What is not obvious, of course, but which we get from Gödel, is that some first order theories are in a good sense incompletable.
Any introductory text should explain this. Try for example my Gödel Without (Too Many) Tears which you can freely download from https://www.logicmatters.net/igt -- see page 6.
A: Here is a description of the incompleteness theorems for a layman:
Four words: provable, there exists a proof that an proposition is true; refutable, there exists a proof that an proposition is false; decidable, is said of a proposition that is either provable or refutable; undecidable, is said of a proposition that is neither provable nor refutable.
Incompleteness theorem 1: by formulating the following theorem "G: the theorem called G is not provable within the theory T", Gödel shows that G is necessarily undecidable, because G being provable leads to a contradiction and G being refutable leads to a contradiction.

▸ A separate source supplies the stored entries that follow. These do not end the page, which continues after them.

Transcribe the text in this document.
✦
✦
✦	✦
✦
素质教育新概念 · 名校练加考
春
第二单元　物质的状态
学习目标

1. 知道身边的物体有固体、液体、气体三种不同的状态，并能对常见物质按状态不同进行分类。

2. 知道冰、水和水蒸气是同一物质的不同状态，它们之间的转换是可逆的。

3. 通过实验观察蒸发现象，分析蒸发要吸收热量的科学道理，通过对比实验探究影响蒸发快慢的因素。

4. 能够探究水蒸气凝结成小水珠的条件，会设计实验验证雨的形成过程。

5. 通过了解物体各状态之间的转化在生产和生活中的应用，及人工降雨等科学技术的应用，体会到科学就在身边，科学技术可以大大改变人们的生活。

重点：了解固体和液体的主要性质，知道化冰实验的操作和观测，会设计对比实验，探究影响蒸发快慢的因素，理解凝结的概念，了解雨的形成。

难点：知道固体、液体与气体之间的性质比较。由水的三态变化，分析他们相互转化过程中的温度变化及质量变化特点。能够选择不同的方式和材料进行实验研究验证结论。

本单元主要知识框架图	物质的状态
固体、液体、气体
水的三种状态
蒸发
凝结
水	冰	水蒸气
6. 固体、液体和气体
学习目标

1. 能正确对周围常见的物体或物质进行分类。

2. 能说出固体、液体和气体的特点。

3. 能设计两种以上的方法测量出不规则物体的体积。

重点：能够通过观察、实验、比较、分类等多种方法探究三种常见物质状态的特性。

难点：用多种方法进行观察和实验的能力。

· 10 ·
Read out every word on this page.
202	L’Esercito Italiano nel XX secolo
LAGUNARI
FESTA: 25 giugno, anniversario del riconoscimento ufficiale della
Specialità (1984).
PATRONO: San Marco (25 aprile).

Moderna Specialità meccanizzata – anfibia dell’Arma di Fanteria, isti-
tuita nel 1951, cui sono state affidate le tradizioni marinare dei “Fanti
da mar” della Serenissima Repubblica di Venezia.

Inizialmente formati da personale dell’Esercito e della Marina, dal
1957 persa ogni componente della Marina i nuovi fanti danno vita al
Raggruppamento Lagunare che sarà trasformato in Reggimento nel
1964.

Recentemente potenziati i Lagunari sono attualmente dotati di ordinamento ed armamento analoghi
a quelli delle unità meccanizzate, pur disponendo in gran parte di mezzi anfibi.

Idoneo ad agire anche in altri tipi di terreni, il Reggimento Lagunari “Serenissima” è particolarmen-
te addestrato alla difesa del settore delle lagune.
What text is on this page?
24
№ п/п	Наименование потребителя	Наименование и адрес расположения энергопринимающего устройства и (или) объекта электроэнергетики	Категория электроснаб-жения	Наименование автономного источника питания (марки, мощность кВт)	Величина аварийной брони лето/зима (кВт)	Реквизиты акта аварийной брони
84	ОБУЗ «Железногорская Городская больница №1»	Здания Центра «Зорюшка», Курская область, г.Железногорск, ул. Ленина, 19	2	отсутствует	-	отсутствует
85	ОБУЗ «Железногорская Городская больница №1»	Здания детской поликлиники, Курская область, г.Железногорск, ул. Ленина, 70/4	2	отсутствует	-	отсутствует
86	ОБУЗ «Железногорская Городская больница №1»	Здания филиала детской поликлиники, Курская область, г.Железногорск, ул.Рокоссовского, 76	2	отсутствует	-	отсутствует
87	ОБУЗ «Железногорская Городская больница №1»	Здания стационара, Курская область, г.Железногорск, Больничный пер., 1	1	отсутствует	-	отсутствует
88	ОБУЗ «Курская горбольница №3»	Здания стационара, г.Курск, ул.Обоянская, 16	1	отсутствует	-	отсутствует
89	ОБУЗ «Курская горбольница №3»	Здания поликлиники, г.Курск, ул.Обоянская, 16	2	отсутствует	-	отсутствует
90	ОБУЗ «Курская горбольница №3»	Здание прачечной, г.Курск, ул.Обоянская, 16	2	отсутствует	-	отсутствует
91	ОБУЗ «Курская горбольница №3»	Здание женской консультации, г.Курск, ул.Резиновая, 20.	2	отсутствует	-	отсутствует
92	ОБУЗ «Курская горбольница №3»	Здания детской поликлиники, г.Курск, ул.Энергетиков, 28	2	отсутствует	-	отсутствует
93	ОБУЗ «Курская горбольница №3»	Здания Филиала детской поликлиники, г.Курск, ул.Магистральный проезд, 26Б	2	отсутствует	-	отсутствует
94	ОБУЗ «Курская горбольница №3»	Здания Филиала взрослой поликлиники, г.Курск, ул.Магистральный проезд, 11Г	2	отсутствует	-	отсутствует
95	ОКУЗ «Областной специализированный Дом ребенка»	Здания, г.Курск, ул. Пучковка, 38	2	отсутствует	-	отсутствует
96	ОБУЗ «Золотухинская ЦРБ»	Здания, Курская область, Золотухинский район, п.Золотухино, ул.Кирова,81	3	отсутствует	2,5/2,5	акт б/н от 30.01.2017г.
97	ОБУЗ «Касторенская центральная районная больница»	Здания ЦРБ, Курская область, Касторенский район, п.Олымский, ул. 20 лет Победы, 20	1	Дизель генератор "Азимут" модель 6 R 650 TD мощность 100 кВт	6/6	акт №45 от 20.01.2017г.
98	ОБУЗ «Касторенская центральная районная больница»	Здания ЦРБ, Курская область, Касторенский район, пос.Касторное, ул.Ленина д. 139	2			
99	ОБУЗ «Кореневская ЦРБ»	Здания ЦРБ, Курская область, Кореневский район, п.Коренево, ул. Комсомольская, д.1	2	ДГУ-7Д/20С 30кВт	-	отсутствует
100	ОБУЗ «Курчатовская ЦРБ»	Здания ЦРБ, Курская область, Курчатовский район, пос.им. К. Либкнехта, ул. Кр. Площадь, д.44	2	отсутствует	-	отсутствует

Incompleteness theorem 2: a proof for the coherence of theory T is a proof that no proposition in T is both True and False. However, the existence of theorem G inside T makes this exercise of "knowing if it is not both True and False at the same time" impossible for G. Thus, there does not exist a proof of coherence for T; otherwise through this proof of coherence, one could know the truth value of G.